To win funding, a town must prove that for every dollar spent on the project, there is at least a dollar of benefit. While the impacts of six factors — healthy and resilient ecosystems; sustainable economic development; floodplains; public safety; environmental justice; and watershed — are weighed, a community’s economic value weighs heavily, because it is easy to measure and compare projects, he said.
“The methodology measures: ‘How much is it going to cost? And how much are we going to save?’ ” said flood expert Scott Shapiro of the Sacramento law firm Downey Brand, who serves as general counsel for the Central Valley Flood Protection Board.

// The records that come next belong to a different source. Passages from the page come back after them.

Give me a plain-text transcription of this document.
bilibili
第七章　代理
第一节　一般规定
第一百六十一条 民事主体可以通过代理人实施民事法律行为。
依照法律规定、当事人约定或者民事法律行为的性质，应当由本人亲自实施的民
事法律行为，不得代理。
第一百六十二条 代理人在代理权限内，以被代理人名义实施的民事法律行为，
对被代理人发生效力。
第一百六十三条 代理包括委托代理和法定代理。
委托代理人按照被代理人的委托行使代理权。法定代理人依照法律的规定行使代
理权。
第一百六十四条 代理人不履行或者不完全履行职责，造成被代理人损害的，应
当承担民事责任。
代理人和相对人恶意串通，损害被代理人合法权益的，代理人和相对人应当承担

This cost-benefit approach is much more equitable than the historic tradition of “earmarking” funds, where powerful members of Congress steered money to their pet projects, he said. But it favors more prosperous areas.
All of this is helpful context for a news story from December 2022 when the first atmospheric river of the season hit California, striking the Central Valley particularly hard and flooding Wilton, an agricultural community south and southeast of Sacramento: the standards for levees in rural areas like Wilton, where the Cosumnes River flooded, are lower than for those in urban places.